TV Land’s Newest original “Younger,” stars Tony(R) Award winner Sutton Foster (“Bunheads”) Hilary Duff (“Lizzie McGuire”), Debi Mazar (“Entourage”) and Miriam Shor (“GCB”). The single-camera project, which is written, executive produced and directed by Darren Star (“Sex and the City”), is based on the novel “Younger” by Pamela Redmond Satran. Patricia Field, who worked with Star on “Sex and the City,” will be a costume consultant on the production.
“Younger” follows 40-year-old Liza (Foster), a suddenly single mother who tries to get back into the working world, only to find out it’s nearly impossible to start at the bottom at her age. When a chance encounter with a 20-something guy at a bar convinces her she looks younger than she is, Liza tries to pass herself off as 26 — with the help of a makeover, courtesy of her best friend Maggie (Mazar).
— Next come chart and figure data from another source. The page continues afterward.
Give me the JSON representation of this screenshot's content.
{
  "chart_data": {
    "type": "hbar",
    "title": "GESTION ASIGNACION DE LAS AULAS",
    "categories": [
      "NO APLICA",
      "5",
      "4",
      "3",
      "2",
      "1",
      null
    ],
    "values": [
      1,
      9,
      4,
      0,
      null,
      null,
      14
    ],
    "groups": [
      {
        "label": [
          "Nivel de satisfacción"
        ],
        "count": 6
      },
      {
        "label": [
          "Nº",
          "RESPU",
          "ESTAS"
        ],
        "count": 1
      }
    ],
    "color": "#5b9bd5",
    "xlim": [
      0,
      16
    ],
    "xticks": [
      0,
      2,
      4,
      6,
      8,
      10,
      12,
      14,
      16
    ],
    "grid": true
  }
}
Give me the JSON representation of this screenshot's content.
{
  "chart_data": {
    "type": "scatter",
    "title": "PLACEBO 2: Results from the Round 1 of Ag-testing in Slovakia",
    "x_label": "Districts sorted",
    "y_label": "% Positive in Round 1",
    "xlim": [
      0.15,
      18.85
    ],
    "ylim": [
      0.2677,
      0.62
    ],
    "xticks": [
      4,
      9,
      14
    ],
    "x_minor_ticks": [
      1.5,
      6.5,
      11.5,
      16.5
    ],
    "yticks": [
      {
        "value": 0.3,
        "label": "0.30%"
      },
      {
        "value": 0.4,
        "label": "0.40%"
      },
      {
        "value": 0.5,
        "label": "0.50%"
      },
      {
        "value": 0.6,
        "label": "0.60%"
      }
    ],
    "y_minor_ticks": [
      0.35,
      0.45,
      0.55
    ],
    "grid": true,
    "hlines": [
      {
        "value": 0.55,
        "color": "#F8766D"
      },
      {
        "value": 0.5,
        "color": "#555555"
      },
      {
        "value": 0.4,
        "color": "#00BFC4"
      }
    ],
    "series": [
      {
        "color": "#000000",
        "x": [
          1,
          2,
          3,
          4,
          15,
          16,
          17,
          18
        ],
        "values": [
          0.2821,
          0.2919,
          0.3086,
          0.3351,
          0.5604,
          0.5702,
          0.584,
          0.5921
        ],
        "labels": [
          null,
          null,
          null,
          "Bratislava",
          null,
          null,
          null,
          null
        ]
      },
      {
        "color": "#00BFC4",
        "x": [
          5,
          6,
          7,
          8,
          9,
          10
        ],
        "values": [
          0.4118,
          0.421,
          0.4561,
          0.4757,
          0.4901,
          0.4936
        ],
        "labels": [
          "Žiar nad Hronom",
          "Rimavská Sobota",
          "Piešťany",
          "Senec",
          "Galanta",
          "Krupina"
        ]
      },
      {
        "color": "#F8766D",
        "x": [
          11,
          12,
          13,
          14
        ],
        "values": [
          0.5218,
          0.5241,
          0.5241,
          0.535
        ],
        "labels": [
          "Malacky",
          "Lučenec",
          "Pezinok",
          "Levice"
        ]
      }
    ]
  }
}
Armed with new confidence, she lands a job as an assistant to the temperamental Diana (Shor) and teams up with her new co-worker and fellow 20-something Kelsey (Duff) to make it in the career of her dreams.
ODD MOM OUT: Although I’m very very very tired of NYC as the setting in books, TV shows, and movie, I do find the writing and everything else on Odd Mom Out, about a woman who feels out of place on the Upper East Side, refreshing, fun, and clever. This one is on Bravo and I caught up via On Demand. It’s scripted comedy, not reality TV. (I don’t do reality TV!) I especially loved the scene in this week’s episode when Jill, who does not always feel at home on the Upper East Side, realizes that Brooklyn would not be quite right either.
ORANGE IS THE NEW BLACK (Season 3): Yes, I’m already done. Yes, it’s wonderfully written and acted. Yes, I loved the Jewish plot line. Some people in reviewland haven’t liked this season. I thought it was nice to see Piper become more of a central side character rather than the protagonist.
INSIDE OUT: I never get to the movies anymore, but I did see Inside Out. It’s so good and worth every rave it has received. I also saw Cinderella, but I’m not sure it was in 2015, and I’m too lazy to Google it.
WHAT ARE YOU ENJOYING THESE DAYS IN THE WORLD OF ENTERTAINMENT?